La place de l’agriculture dans un monde qui bouge
À l’échelle internationale, locale ou privée, les mutations du monde interpellent les agriculteurs. Trois experts sont venus donner des clés d’analyse aux congressistes de la FNSEA.

« L’autonomie est vue comme une ardente obligation. » Le géopolitologue Pascal Boniface est intervenu lors de la table ronde organisée le 27 mars, au troisième jour du congrès de la FNSEA de Grenoble, avec une analyse sans concession quant à la situation de la planète.
Trois experts se sont succédé pour répondre à la question « Comment naviguer en responsabilité dans l’incertitude ? ».
Le sociologue Jean Viard a invité le monde agricole à davantage participer à la société.
Le spécialiste des réseaux sociaux Julian Perez a pour sa part conseillé aux agriculteurs amateurs de publications de « poster avec prudence et d’anticiper les réactions ».
« Ne pas sacrifier l’agriculture »
Car le monde change, touchant notre sphère privée, professionnelle et tout notre environnement. « Il n’y a pas d’affaire qui soit étrangère », déclare Pascal Boniface qui ajoute : « Les véritables révolutions stratégiques sont rares, mais nous sommes en train d’en vivre une. »
Pascal Boniface c ID TD
L’accession de Donald Trump au pouvoir de la première puissance économique et militaire mondiale rebat les cartes des équilibres mondiaux. L’axe Washington-Moscou qui se dessine oblige les Européens à s’organiser.
Le mépris des États-Unis envers le vieux continent peut être apprécié comme « une émancipation ». « Les vieilles thèses françaises sur l’autonomie soutenues par le général De Gaulle et considérées comme un piège sont aujourd’hui prises en considération », estime le politologue.
Il reprend l’adage des agriculteurs : « ne pas importer en Europe des produits que l’on n’a pas le droit de produire. Les européennes ont trop longtemps voulu protéger les consommateurs et pas assez les producteurs. Il faut voir les produits que nous pouvons cibler pour résister ».
Si la priorité est « de constituer une base industrielle et technologique », Pascal Boniface insiste sur le fait « qu’il ne faut pas méconnaître nos intérêts » et donc « ne pas sacrifier l’agriculture », car la puissance alimentaire est un atout européen.

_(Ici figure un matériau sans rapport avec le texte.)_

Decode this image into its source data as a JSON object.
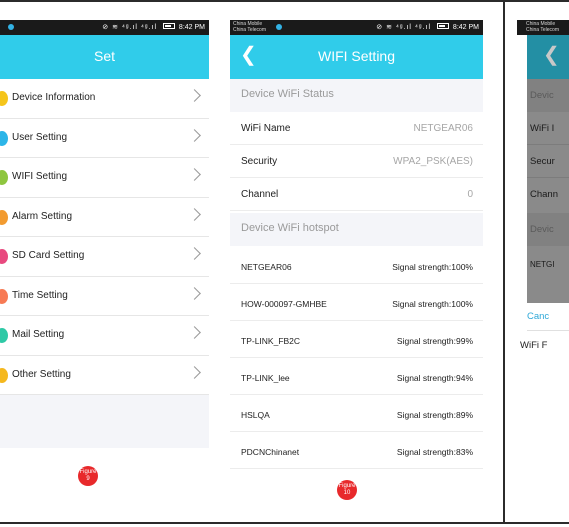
{
  "colors": {
    "accent": "#30ccea",
    "dot_colors": [
      "#f5c51b",
      "#2cb5e8",
      "#8ec63f",
      "#f29b30",
      "#e8497f",
      "#f77a54",
      "#2ec9a6",
      "#f5b81e"
    ],
    "badge": "#e8292b",
    "link": "#2ea8d8"
  },
  "icons": [
    "back-arrow-icon",
    "chevron-right-icon",
    "signal-icon",
    "wifi-icon",
    "battery-icon"
  ],
  "status_bar": {
    "carrier_line1": "China Mobile",
    "carrier_line2": "China Telecom",
    "icons": "⊘ ≋ ⁴ᵍ.ıl ⁴ᵍ.ıl",
    "time": "8:42 PM"
  },
  "set_screen": {
    "title": "Set",
    "items": [
      {
        "label": "Device Information"
      },
      {
        "label": "User Setting"
      },
      {
        "label": "WIFI Setting"
      },
      {
        "label": "Alarm Setting"
      },
      {
        "label": "SD Card Setting"
      },
      {
        "label": "Time Setting"
      },
      {
        "label": "Mail Setting"
      },
      {
        "label": "Other Setting"
      }
    ]
  },
  "wifi_screen": {
    "title": "WIFI Setting",
    "status_header": "Device WiFi Status",
    "status_rows": [
      {
        "label": "WiFi Name",
        "value": "NETGEAR06"
      },
      {
        "label": "Security",
        "value": "WPA2_PSK(AES)"
      },
      {
        "label": "Channel",
        "value": "0"
      }
    ],
    "hotspot_header": "Device WiFi hotspot",
    "hotspots": [
      {
        "name": "NETGEAR06",
        "signal": "Signal strength:100%"
      },
      {
        "name": "HOW-000097-GMHBE",
        "signal": "Signal strength:100%"
      },
      {
        "name": "TP-LINK_FB2C",
        "signal": "Signal strength:99%"
      },
      {
        "name": "TP-LINK_lee",
        "signal": "Signal strength:94%"
      },
      {
        "name": "HSLQA",
        "signal": "Signal strength:89%"
      },
      {
        "name": "PDCNChinanet",
        "signal": "Signal strength:83%"
      }
    ]
  },
  "partial_screen": {
    "rows": [
      "Devic",
      "WiFi I",
      "Secur",
      "Chann",
      "Devic",
      "NETGI"
    ],
    "cancel": "Canc",
    "wifi_password_label": "WiFi F"
  },
  "figures": {
    "fig9_word": "Figure",
    "fig9_num": "9",
    "fig10_word": "Figure",
    "fig10_num": "10"
  }
}
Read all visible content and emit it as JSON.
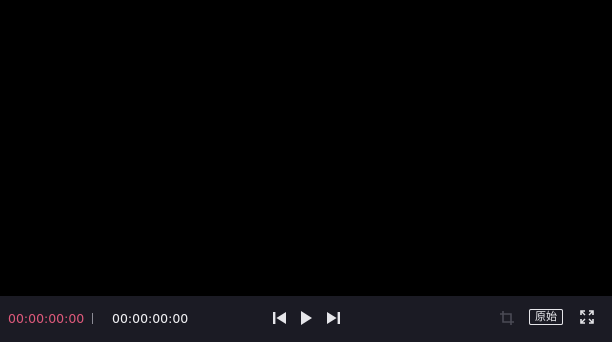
{
  "time": {
    "current": "00:00:00:00",
    "total": "00:00:00:00"
  },
  "buttons": {
    "original_label": "原始"
  },
  "icons": {
    "prev": "skip-previous-icon",
    "play": "play-icon",
    "next": "skip-next-icon",
    "crop": "crop-icon",
    "fullscreen": "fullscreen-icon"
  },
  "colors": {
    "current_time": "#e05a7c",
    "total_time": "#f2f2f5",
    "control_bar": "#1b1b24",
    "icon": "#e6e6ea",
    "icon_disabled": "#4a4a55"
  }
}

Une société urbaine qui se ruralise
Observant les mutations de notre société, Jean Viard, décrit lui aussi un monde qui change. Il s’intéresse à « la société urbaine qui se ruralise », s’appropriant « un discours sur l’économie, les modes de vie et une définition de la campagne » selon leur prisme, largement répercutée dans les médias. Il en résulte « des concurrences sur les territoires ».
Jean Viard c ID TD
Pour casser ces certitudes qui se développent, il conseille aux agriculteurs « d’intégrer plus de gens qui ne sont pas du monde agricole dans vos questions », de les inviter dans les fermes, pour que « celui qui mange connaisse celui qui produit ce qui mange ».

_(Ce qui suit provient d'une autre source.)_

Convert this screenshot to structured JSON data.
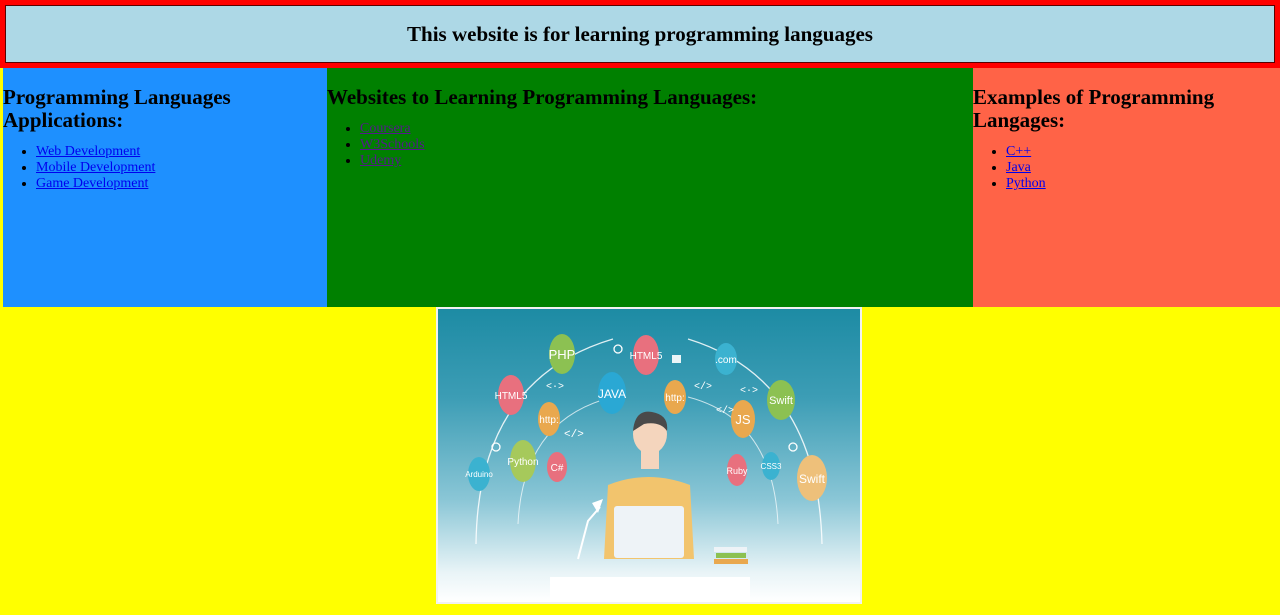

Enfin, dans un monde qui bouge vite, les réseaux sociaux bougent encore plus vite. Problème « vous êtes très exposés face à des militants très organisés », assure Julian Perez, de Visibrain (1). Incontournables, les réseaux sociaux présentent des risques : cyberharcèlement, réputation, surcharge mentale.
Il délivre quelques conseils pour naviguer sans être submergé : éviter de donner trop de détails sur son exploitation, poster avec prudence et anticiper les réactions, s’entourer d’autres agriculteurs, profiter de sa communauté.
Julian Perez c ID TD
Julian Perez confie quelques résultats d’une étude menée par Visibrain et dévoilée au salon de l’agriculture.
Sur le réseau très en vogue Tik Tok, il a repéré 42 profils d’agri influenceurs (plus de 8 000 followers). « C’est le canal idéal pour capter l’attention et démocratiser un. secteur d’activité », assure-t-il.
Parmi les thèmes privilégiés, on retrouve la vie de l’exploitation, la vulgarisation du métier, les nouvelles technologies ou encore la profession version féminine.
Mais, quel que soit le réseau sur lequel l’agriculteur publie, Facebook, Instagram, Youtube, LinkedIn ou encore Snapchat, la règle de base reste « répondre avec honnêteté, sincérité et transparence », le meilleur moyen de fédérer une communauté.
Isabelle Doucet
(1) Visibrain : Plateforme de social listening : plus d'1 milliard de posts publics sont postés chaque jour sur les réseaux sociaux et Visibrain est une société de services qui facilite l'anticipation, la compréhension, et la prise de décisions.